Capital Christian’s fight with the Sac-Joaquin Section dates back to February and March, when the school’s athletic facilities were leased to a club football team. The club team played games seemingly in violation of state and county health orders relating to the pandemic.

In the lawsuit, Capital Christian offers a defense of its involvement in the club games. The stadium, restrooms and locker rooms were leased on Jan. 25 to the CAPS League and the Cap City Cougars club football team. Cap City was a member of the 14-club CAPS League that played in seeming defiance of coronavirus regulations. The facilities were leased for $1,500 a month, according to the lawsuit. The league and team agreed to follow all state guidelines, according to Capital Christian.

As a result, the section placed the school on probation in addition to the postseason ban.

Monday’s ruling that the playoff ban will stay in place was preceded by a preliminary finding against Capital Christian issued Friday. In that finding, Earl said Capital Christian was unlikely to win its lawsuit against the Sac-Joaquin Section.

“Capital Christian and Cap City tried to find a loophole in the rules that would allow Capital Christian to play football at a time when schools were banned from doing so.
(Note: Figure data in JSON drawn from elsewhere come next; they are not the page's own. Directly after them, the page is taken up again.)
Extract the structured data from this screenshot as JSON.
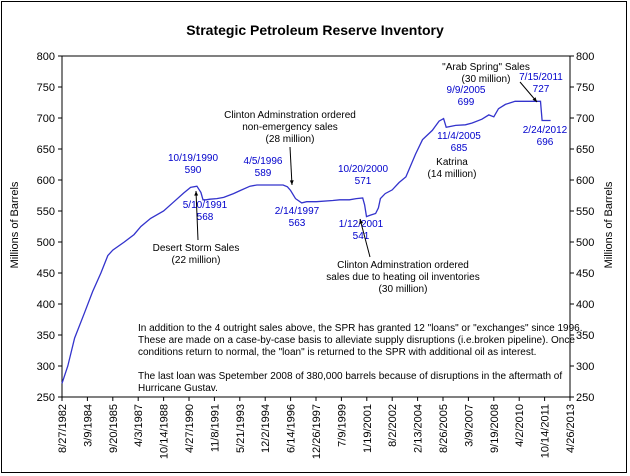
{
  "chart_data": {
    "type": "line",
    "title": "Strategic Petroleum Reserve Inventory",
    "ylabel_left": "Millions of Barrels",
    "ylabel_right": "Millions of Barrels",
    "ylim": [
      250,
      800
    ],
    "yticks": [
      250,
      300,
      350,
      400,
      450,
      500,
      550,
      600,
      650,
      700,
      750,
      800
    ],
    "xlim": [
      "1982-08-27",
      "2013-04-26"
    ],
    "xticks": [
      "8/27/1982",
      "3/9/1984",
      "9/20/1985",
      "4/3/1987",
      "10/14/1988",
      "4/27/1990",
      "11/8/1991",
      "5/21/1993",
      "12/2/1994",
      "6/14/1996",
      "12/26/1997",
      "7/9/1999",
      "1/19/2001",
      "8/2/2002",
      "2/13/2004",
      "8/26/2005",
      "3/9/2007",
      "9/19/2008",
      "4/2/2010",
      "10/14/2011",
      "4/26/2013"
    ],
    "grid": false,
    "color": "#3333cc",
    "series": [
      {
        "points": [
          [
            "1982-08-27",
            272
          ],
          [
            "1983-01-01",
            300
          ],
          [
            "1983-06-01",
            345
          ],
          [
            "1984-01-01",
            385
          ],
          [
            "1984-07-01",
            420
          ],
          [
            "1985-01-01",
            450
          ],
          [
            "1985-06-01",
            478
          ],
          [
            "1985-09-20",
            487
          ],
          [
            "1986-06-01",
            500
          ],
          [
            "1987-01-01",
            512
          ],
          [
            "1987-06-01",
            525
          ],
          [
            "1988-01-01",
            538
          ],
          [
            "1988-10-14",
            550
          ],
          [
            "1989-06-01",
            565
          ],
          [
            "1990-01-01",
            579
          ],
          [
            "1990-06-01",
            588
          ],
          [
            "1990-10-19",
            590
          ],
          [
            "1991-01-15",
            580
          ],
          [
            "1991-03-01",
            568
          ],
          [
            "1991-05-10",
            568
          ],
          [
            "1991-08-01",
            569
          ],
          [
            "1992-01-01",
            570
          ],
          [
            "1992-06-01",
            572
          ],
          [
            "1993-01-01",
            578
          ],
          [
            "1993-06-01",
            583
          ],
          [
            "1994-01-01",
            590
          ],
          [
            "1994-06-01",
            592
          ],
          [
            "1995-01-01",
            592
          ],
          [
            "1995-06-01",
            592
          ],
          [
            "1996-01-01",
            592
          ],
          [
            "1996-04-05",
            589
          ],
          [
            "1996-06-14",
            583
          ],
          [
            "1996-10-01",
            570
          ],
          [
            "1997-02-14",
            563
          ],
          [
            "1997-06-01",
            565
          ],
          [
            "1998-01-01",
            565
          ],
          [
            "1999-01-01",
            567
          ],
          [
            "1999-06-01",
            568
          ],
          [
            "2000-01-01",
            568
          ],
          [
            "2000-06-01",
            570
          ],
          [
            "2000-10-20",
            571
          ],
          [
            "2000-12-01",
            560
          ],
          [
            "2001-01-12",
            541
          ],
          [
            "2001-04-01",
            543
          ],
          [
            "2001-08-01",
            546
          ],
          [
            "2001-10-01",
            555
          ],
          [
            "2001-11-15",
            570
          ],
          [
            "2002-03-01",
            578
          ],
          [
            "2002-08-02",
            584
          ],
          [
            "2003-01-01",
            596
          ],
          [
            "2003-06-01",
            605
          ],
          [
            "2004-01-01",
            642
          ],
          [
            "2004-06-01",
            665
          ],
          [
            "2005-01-01",
            680
          ],
          [
            "2005-06-01",
            695
          ],
          [
            "2005-09-09",
            699
          ],
          [
            "2005-10-15",
            690
          ],
          [
            "2005-11-04",
            685
          ],
          [
            "2006-06-01",
            688
          ],
          [
            "2007-01-01",
            689
          ],
          [
            "2007-06-01",
            692
          ],
          [
            "2008-01-01",
            698
          ],
          [
            "2008-06-01",
            705
          ],
          [
            "2008-09-19",
            702
          ],
          [
            "2009-01-01",
            715
          ],
          [
            "2009-06-01",
            722
          ],
          [
            "2010-01-01",
            727
          ],
          [
            "2010-06-01",
            727
          ],
          [
            "2011-01-01",
            727
          ],
          [
            "2011-07-15",
            727
          ],
          [
            "2011-08-20",
            696
          ],
          [
            "2012-02-24",
            696
          ]
        ]
      }
    ],
    "annotations": [
      {
        "date": "10/19/1990",
        "value": "590",
        "color": "blue"
      },
      {
        "date": "5/10/1991",
        "value": "568",
        "color": "blue"
      },
      {
        "date": "4/5/1996",
        "value": "589",
        "color": "blue"
      },
      {
        "date": "2/14/1997",
        "value": "563",
        "color": "blue"
      },
      {
        "date": "10/20/2000",
        "value": "571",
        "color": "blue"
      },
      {
        "date": "1/12/2001",
        "value": "541",
        "color": "blue"
      },
      {
        "date": "9/9/2005",
        "value": "699",
        "color": "blue"
      },
      {
        "date": "11/4/2005",
        "value": "685",
        "color": "blue"
      },
      {
        "date": "7/15/2011",
        "value": "727",
        "color": "blue"
      },
      {
        "date": "2/24/2012",
        "value": "696",
        "color": "blue"
      }
    ],
    "notes": {
      "desert_storm": [
        "Desert Storm Sales",
        "(22 million)"
      ],
      "clinton_1": [
        "Clinton Adminstration ordered",
        "non-emergency sales",
        "(28 million)"
      ],
      "clinton_2": [
        "Clinton Adminstration ordered",
        "sales due to heating oil inventories",
        "(30 million)"
      ],
      "katrina": [
        "Katrina",
        "(14 million)"
      ],
      "arab_spring": [
        "\"Arab Spring\" Sales",
        "(30 million)"
      ],
      "body": [
        "In addition to the 4 outright sales above, the SPR has granted 12 \"loans\" or \"exchanges\" since 1996.",
        "These are made on a case-by-case basis to alleviate supply disruptions (i.e.broken pipeline).  Once",
        "conditions return to normal, the \"loan\" is returned to the SPR with additional oil as interest.",
        "",
        "The last loan was Spetember 2008 of 380,000 barrels because of disruptions in the aftermath of",
        "Hurricane Gustav."
      ]
    }
  }
}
It didn’t work,” the judge wrote. “Instead, CIF-SJS determined that the Capital Christian football team and the Cap City football team were effectively one and the same, and the appeals panel upheld that determination.”
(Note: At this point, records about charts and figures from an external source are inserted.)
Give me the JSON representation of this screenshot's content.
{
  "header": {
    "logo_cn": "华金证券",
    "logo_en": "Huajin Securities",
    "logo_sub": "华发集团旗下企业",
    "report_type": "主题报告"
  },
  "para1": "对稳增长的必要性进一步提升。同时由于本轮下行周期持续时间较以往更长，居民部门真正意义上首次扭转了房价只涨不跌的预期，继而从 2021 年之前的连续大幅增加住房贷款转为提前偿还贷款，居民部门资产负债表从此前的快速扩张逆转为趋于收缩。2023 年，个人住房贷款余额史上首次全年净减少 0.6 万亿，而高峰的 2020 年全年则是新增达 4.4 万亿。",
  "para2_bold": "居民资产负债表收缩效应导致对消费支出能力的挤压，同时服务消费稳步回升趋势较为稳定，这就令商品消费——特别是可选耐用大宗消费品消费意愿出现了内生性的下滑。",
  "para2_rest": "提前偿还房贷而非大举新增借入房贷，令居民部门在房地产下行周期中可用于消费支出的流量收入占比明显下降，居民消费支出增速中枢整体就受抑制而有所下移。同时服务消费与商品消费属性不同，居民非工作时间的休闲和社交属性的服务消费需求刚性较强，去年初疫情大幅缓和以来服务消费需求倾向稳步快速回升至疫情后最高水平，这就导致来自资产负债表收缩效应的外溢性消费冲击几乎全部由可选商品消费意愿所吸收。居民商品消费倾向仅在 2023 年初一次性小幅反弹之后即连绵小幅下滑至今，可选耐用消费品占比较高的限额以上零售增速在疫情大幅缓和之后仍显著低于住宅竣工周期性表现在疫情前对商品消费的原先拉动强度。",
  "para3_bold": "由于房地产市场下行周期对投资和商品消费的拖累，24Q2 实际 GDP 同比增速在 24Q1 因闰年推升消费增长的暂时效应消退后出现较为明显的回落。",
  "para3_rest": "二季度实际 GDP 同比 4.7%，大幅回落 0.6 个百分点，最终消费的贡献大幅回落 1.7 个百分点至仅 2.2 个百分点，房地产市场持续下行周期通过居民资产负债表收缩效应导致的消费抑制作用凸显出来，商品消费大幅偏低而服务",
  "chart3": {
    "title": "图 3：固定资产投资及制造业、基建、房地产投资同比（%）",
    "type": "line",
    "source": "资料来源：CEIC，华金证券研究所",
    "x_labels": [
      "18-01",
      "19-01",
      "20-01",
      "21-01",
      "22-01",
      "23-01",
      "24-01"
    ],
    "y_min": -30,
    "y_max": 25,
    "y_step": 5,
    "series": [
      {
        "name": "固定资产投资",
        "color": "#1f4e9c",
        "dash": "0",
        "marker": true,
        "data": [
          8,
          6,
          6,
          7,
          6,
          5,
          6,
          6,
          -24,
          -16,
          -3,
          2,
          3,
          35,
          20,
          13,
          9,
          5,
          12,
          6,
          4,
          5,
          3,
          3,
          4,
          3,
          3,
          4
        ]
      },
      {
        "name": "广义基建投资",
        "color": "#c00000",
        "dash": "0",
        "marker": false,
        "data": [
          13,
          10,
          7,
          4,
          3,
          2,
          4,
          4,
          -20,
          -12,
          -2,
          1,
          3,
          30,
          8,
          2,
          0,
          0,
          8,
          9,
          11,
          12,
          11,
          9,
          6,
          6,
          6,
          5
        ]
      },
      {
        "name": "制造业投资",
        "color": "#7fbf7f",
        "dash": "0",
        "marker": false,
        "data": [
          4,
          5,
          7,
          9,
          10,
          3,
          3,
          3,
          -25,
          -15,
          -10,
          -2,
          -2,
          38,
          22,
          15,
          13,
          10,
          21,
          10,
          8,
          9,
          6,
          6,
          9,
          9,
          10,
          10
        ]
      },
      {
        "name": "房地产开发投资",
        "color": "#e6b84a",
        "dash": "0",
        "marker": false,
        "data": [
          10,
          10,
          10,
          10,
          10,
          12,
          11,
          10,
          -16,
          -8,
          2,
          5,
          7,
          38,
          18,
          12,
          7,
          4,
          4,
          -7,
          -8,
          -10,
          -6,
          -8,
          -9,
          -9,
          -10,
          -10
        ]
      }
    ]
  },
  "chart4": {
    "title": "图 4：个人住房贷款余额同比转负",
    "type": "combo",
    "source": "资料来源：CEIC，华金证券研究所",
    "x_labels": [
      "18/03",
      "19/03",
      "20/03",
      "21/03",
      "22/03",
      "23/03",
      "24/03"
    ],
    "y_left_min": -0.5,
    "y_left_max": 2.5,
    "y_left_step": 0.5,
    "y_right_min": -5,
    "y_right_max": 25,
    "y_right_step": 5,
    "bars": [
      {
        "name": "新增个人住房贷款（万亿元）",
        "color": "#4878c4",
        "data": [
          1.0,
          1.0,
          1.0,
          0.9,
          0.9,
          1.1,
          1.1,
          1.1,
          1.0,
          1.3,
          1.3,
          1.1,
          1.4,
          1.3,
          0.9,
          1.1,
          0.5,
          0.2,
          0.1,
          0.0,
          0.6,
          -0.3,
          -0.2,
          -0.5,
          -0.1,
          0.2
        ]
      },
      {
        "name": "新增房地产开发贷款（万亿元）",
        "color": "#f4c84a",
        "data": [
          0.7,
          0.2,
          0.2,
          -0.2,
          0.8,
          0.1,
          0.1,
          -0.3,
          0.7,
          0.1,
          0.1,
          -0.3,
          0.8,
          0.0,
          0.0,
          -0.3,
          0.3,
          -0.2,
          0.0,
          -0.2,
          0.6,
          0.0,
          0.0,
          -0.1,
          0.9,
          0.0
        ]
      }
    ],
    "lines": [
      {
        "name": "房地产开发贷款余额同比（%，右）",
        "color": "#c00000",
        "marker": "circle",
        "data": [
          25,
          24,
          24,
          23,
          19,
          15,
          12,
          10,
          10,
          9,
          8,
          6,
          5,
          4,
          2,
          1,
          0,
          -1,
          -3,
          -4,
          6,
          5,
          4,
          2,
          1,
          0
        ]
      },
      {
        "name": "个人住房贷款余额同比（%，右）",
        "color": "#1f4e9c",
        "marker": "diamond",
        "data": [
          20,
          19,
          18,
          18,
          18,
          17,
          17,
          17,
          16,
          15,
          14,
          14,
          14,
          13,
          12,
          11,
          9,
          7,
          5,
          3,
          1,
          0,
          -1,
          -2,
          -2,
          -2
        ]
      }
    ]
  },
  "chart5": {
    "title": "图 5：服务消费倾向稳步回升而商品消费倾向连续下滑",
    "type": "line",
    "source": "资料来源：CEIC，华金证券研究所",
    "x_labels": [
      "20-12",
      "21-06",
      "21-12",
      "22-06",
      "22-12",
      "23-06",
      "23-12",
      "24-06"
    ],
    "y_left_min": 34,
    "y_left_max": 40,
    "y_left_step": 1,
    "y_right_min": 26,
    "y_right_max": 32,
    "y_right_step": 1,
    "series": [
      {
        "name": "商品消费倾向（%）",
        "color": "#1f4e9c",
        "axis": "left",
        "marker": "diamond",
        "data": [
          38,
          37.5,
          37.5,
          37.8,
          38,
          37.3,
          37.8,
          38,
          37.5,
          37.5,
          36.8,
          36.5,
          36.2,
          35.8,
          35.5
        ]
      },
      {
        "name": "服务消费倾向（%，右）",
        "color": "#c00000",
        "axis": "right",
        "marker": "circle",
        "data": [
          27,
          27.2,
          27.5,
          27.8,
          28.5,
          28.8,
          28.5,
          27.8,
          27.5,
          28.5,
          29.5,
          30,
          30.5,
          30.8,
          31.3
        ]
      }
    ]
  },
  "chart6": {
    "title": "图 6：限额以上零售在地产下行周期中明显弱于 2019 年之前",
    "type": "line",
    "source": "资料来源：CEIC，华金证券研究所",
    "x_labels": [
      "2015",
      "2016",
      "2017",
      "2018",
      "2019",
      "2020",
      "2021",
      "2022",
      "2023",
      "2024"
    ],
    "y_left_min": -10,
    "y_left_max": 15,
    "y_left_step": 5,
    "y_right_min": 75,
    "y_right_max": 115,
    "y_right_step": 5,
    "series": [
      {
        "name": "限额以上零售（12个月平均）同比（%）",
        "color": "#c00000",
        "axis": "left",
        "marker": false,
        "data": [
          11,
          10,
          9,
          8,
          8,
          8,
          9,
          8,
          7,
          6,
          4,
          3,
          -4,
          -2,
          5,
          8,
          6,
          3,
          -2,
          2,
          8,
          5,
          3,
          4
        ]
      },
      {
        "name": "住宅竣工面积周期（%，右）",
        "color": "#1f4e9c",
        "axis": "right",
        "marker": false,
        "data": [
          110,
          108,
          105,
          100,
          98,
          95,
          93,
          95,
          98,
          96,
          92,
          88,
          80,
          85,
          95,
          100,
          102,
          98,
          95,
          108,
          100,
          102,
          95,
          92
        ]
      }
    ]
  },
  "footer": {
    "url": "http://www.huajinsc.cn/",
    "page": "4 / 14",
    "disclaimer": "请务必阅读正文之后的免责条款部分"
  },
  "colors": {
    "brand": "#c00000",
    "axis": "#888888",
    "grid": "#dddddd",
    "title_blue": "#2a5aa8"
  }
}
In her ruling, the judge noted several points made by the Sac-Joaquin Section.

Based on a review of Capital Christian’s rosters from the 2019-2020 school year, approximately 77 percent of Capital Christian’s football players played on the club team.

Capital Christian’s athletic director Aaron Garcia was a club coach; Garcia reported that six club coaches were also Capital Christian football coaches.

Capital Christian cheerleaders were present at a game in their Capital Christian uniforms. The Capital Christian mascot (a very large inflatable cougar head) was used at a pregame, and Cap City players ran through the mascot head when entering the field.

It was, the judge said, a Capital Christian team disguised as a club team.

“To paraphrase the old saying, if it looks like a duck, swims like a duck, and quacks like a duck, it must be a duck (or, at a minimum, the appeal panel was justified in determining it was a duck),” the judge said.

Capital Christian head of schools Tim Wong was in contact with Mike Garrison, the section commissioner, last week, offering to sit his head coach and athletic director for a game and to surrender any home playoff games as suitable punishment in exchange for the playoff ban. The section opted to see how the judge ruled.

Vacaville Christian, Ripon Christian and Stone Ridge Christian in Merced were also put on probation for violations related to playing outside of the COVID-19 restrictions. Ripon Christian and Vacaville Christian also have temporary restraining orders with later hearing dates.